Bundan sonra, elbette katiller, yangıncı ve talancılar hakkında, herhangi bir araştırma, soruşturma açılmadı. Ama, daha sonra başlatılan soruşturma ile anayasal hak suç sayıldı. HDP’nin lideri Selahattin Demirtaş ve kadro arkadaşları tutuklandı. Onların cezalandırılması, partilerinin de kapatılması için dava açıldı.
Kürtler ve önderleri bir kere daha kuşatılmış düşmandı. Davaya bir tek, din memurlarının teşkilatı Diyanet işleri Başkanlığı “müdahil“ değildi. Sonunda o da, düşman cephesinde yer aldı. Mahkemeye verdiği dilekçede, gösteriler sırasında cami ve benzeri kurumlarının zarar gördüğü öne sürülüyordu. Neyin kim tarafından ve nasıl zarar gördüğü yoktu. Ama “fetva“ niteliğindeki dilekçede, mahkemeye Selahattin Demirtaş ve arkadaşlarının ağır cezalara çarptılması talimatı veriliyordu.
Bu arada dünya alemi avanak yerine koyup Diyanet’e güzelleme yapılıyor ve “başkanlığımız, toplumun dini ve manevi değerlerini ayakta tutan, bütün insanlığın barış ve huzuruna katkı sağlayan bir kurum“ diye tanımlıyordu ki, bu tümüyle uydurukçuluktu. Yani yalan.
Çünkü, öne sürülen haller genelde dini kurumlar için geçerlidir. Türk diyanetinde bu olgular hiç görülmedi, kimsece de yaşanmadı.
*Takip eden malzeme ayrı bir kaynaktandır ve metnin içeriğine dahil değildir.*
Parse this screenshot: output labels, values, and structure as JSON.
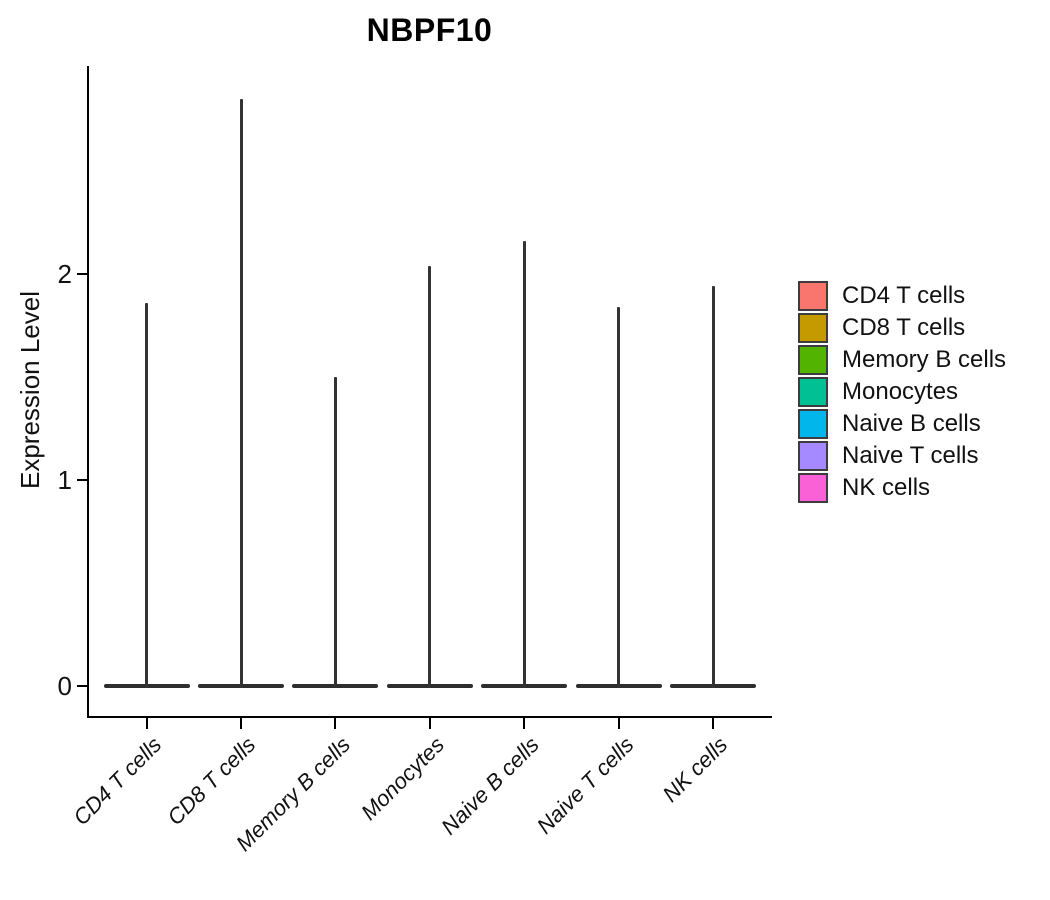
{
  "chart_data": {
    "type": "violin",
    "title": "NBPF10",
    "xlabel": "",
    "ylabel": "Expression Level",
    "yticks": [
      0,
      1,
      2
    ],
    "ylim": [
      -0.15,
      3.0
    ],
    "grid": "off",
    "categories": [
      "CD4 T cells",
      "CD8 T cells",
      "Memory B cells",
      "Monocytes",
      "Naive B cells",
      "Naive T cells",
      "NK cells"
    ],
    "violins": [
      {
        "label": "CD4 T cells",
        "color": "#F8766D",
        "max_expression": 1.86,
        "mass_at": 0
      },
      {
        "label": "CD8 T cells",
        "color": "#C49A00",
        "max_expression": 2.85,
        "mass_at": 0
      },
      {
        "label": "Memory B cells",
        "color": "#53B400",
        "max_expression": 1.5,
        "mass_at": 0
      },
      {
        "label": "Monocytes",
        "color": "#00C094",
        "max_expression": 2.04,
        "mass_at": 0
      },
      {
        "label": "Naive B cells",
        "color": "#00B6EB",
        "max_expression": 2.16,
        "mass_at": 0
      },
      {
        "label": "Naive T cells",
        "color": "#A58AFF",
        "max_expression": 1.84,
        "mass_at": 0
      },
      {
        "label": "NK cells",
        "color": "#FB61D7",
        "max_expression": 1.94,
        "mass_at": 0
      }
    ],
    "legend": {
      "position": "right",
      "entries": [
        {
          "label": "CD4 T cells",
          "color": "#F8766D"
        },
        {
          "label": "CD8 T cells",
          "color": "#C49A00"
        },
        {
          "label": "Memory B cells",
          "color": "#53B400"
        },
        {
          "label": "Monocytes",
          "color": "#00C094"
        },
        {
          "label": "Naive B cells",
          "color": "#00B6EB"
        },
        {
          "label": "Naive T cells",
          "color": "#A58AFF"
        },
        {
          "label": "NK cells",
          "color": "#FB61D7"
        }
      ]
    },
    "style": {
      "violin_line_color": "#333333",
      "axis_color": "#000000",
      "background": "#ffffff"
    }
  }
}
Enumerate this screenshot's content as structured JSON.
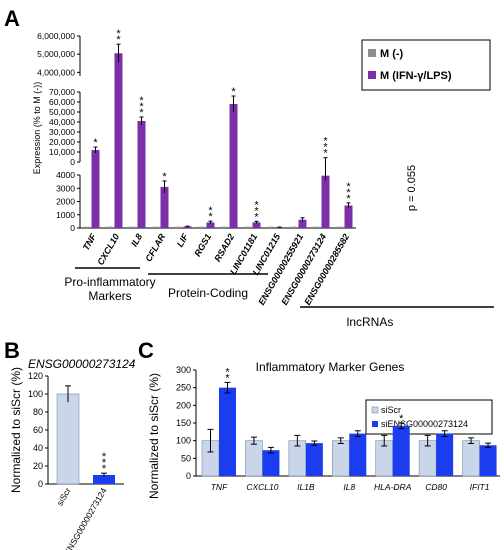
{
  "panel_labels": {
    "a": "A",
    "b": "B",
    "c": "C"
  },
  "colors": {
    "purple": "#7b2fa8",
    "grey": "#8c8c8c",
    "light_blue": "#c9d6ea",
    "blue": "#1c3cf0",
    "axis": "#000000"
  },
  "chart_data": [
    {
      "id": "A",
      "type": "bar",
      "ylabel": "Expression (% to M (-))",
      "legend": {
        "placement": "top-right",
        "entries": [
          "M (-)",
          "M (IFN-γ/LPS)"
        ]
      },
      "categories": [
        "TNF",
        "CXCL10",
        "IL8",
        "CFLAR",
        "LIF",
        "RGS1",
        "RSAD2",
        "LINC01181",
        "LINC01215",
        "ENSG00000255921",
        "ENSG00000273124",
        "ENSG00000285582"
      ],
      "series": [
        {
          "name": "M (-)",
          "values": [
            100,
            100,
            100,
            100,
            100,
            100,
            100,
            100,
            100,
            100,
            100,
            100
          ]
        },
        {
          "name": "M (IFN-γ/LPS)",
          "values": [
            12000,
            5050000,
            41000,
            3100,
            120,
            420,
            58000,
            420,
            60,
            620,
            3950,
            1700
          ]
        }
      ],
      "errors": [
        3000,
        500000,
        4000,
        450,
        20,
        100,
        8000,
        80,
        10,
        150,
        350,
        200
      ],
      "significance": [
        "*",
        "**",
        "***",
        "*",
        "",
        "**",
        "*",
        "***",
        "",
        "",
        "***",
        "***"
      ],
      "annotation": "p = 0.055",
      "broken_axis": true,
      "y_ticks": {
        "top": [
          "4,000,000",
          "5,000,000",
          "6,000,000"
        ],
        "middle": [
          "0",
          "10,000",
          "20,000",
          "30,000",
          "40,000",
          "50,000",
          "60,000",
          "70,000"
        ],
        "bottom": [
          "0",
          "1000",
          "2000",
          "3000",
          "4000"
        ]
      },
      "groups": [
        "Pro-inflammatory Markers",
        "Protein-Coding",
        "lncRNAs"
      ]
    },
    {
      "id": "B",
      "type": "bar",
      "title": "ENSG00000273124",
      "ylabel": "Normalized to siScr (%)",
      "categories": [
        "siScr",
        "siENSG00000273124"
      ],
      "values": [
        100,
        10
      ],
      "errors": [
        9,
        2
      ],
      "significance": [
        "",
        "***"
      ],
      "ylim": [
        0,
        120
      ],
      "y_ticks": [
        "0",
        "20",
        "40",
        "60",
        "80",
        "100",
        "120"
      ]
    },
    {
      "id": "C",
      "type": "bar",
      "title": "Inflammatory Marker Genes",
      "ylabel": "Normalized to siScr (%)",
      "legend": {
        "placement": "top-right",
        "entries": [
          "siScr",
          "siENSG00000273124"
        ]
      },
      "categories": [
        "TNF",
        "CXCL10",
        "IL1B",
        "IL8",
        "HLA-DRA",
        "CD80",
        "IFIT1"
      ],
      "series": [
        {
          "name": "siScr",
          "values": [
            100,
            100,
            100,
            100,
            100,
            100,
            100
          ],
          "errors": [
            32,
            10,
            15,
            8,
            15,
            15,
            8
          ]
        },
        {
          "name": "siENSG00000273124",
          "values": [
            250,
            73,
            93,
            120,
            142,
            120,
            87
          ],
          "errors": [
            15,
            8,
            6,
            8,
            8,
            8,
            6
          ]
        }
      ],
      "significance": [
        "**",
        "",
        "",
        "",
        "*",
        "",
        ""
      ],
      "ylim": [
        0,
        300
      ],
      "y_ticks": [
        "0",
        "50",
        "100",
        "150",
        "200",
        "250",
        "300"
      ]
    }
  ]
}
Şöyle diyeyim: Ben Sezar’ın hakkını Sezar’a vermede taraf olabilirim. Ama lütfen sizler söyleyin. Bugüne dek, Diyanet’in evrensel hangi dini değer ve manevi olguyu ayakta tuttuğunu hatırlayanınız var mı? Varsa eğer, Kuran kursuna giden çocuklara tecavüz edenlere “sakalından utan lan?" denildiğini duyan var mı? Evlenme adı altında altı yaşındaki çocuğa tecavüz eden zebellehlara söz söyledi mi hiç? Dine sahip çıktıysa eğer, Allah salt, Arapça ve Türkçe mi biliyor? Kürt dili neden camilerde kesik? Kürtçe namaz kıldıran, mevlüt okuyan Meleler hapsedilirken, bu din havarileri nerdeydi? Diyanet çatısı altında Alevilere neden yer yok? Ama katiller, tecavüzcü ve hırsızlardan oluşan IŞİD “mücahit“tir, Diyanetin söylemlerinde.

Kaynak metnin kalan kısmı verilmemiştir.